Possible solution: adjust the organizational structure. Look at your Organisational Network analysis to find the number of nodes and evaluate whether you can eliminate some decision-makers and push decision making to the lowest possible level. Try to “clean” the calendar – eliminate unnecessary meetings and use Agile methodologies to streamline the processes and focus on what matters.
Weak time-management disciplines
While excessive collaboration and overworking is frequently celebrated in the workaholics cultures, few employees can control their work time or have the audacity to fight against unnecessary meetings.
Possible solution: it’s good to focus on benefits of collaboration, but the picture is not complete without its costs. Use software to measure and understand how employees spent their time and how that affects burnout and organizational productivity. By limiting the number of emails, meetings and calls, leaders can liberate as much as 20% of their employees’ time and put them back in control of their workflow.

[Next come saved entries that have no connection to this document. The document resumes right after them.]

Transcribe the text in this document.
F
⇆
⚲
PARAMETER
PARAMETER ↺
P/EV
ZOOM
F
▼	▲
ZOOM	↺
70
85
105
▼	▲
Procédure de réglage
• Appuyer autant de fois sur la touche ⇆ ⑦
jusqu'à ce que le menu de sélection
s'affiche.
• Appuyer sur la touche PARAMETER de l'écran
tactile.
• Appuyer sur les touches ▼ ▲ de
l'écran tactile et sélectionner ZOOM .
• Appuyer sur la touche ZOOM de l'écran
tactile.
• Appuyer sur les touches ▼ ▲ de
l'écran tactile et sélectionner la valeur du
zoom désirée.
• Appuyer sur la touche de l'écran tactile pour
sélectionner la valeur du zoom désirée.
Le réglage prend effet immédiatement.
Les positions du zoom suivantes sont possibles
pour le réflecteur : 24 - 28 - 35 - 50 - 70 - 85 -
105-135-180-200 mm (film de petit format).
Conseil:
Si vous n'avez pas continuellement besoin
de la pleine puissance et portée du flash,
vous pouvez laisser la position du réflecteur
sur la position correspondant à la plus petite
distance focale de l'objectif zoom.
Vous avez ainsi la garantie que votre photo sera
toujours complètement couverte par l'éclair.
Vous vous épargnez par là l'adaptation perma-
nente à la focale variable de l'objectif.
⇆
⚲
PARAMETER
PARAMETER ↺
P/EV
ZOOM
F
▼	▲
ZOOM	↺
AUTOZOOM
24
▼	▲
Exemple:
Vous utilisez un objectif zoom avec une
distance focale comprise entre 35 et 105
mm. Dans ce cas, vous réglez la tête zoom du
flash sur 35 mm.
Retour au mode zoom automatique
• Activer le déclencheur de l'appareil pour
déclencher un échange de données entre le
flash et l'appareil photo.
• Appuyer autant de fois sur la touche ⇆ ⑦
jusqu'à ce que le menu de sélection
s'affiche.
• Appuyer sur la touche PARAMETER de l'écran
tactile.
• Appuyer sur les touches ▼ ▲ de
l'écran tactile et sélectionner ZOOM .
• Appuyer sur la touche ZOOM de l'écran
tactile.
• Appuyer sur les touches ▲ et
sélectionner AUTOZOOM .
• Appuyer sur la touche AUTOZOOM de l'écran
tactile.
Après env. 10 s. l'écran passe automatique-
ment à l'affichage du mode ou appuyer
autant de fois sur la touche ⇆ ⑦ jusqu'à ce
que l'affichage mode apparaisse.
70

Overloading of the most capable
Overload is a common problem among all employees as it is generally assumed that with the help of modern technology people can be more productive and accomplish more, but it affects the most talented employees even more. In one company HBR studied, the average manager was losing one day a week to email and other electronic communications and two days a week to meetings, and the highly talented managers were affected even more.
Possible solution: use software to track the unproductive activities and workload of your HiPos and take step to avoid the trap overloading your most productive and talented employees.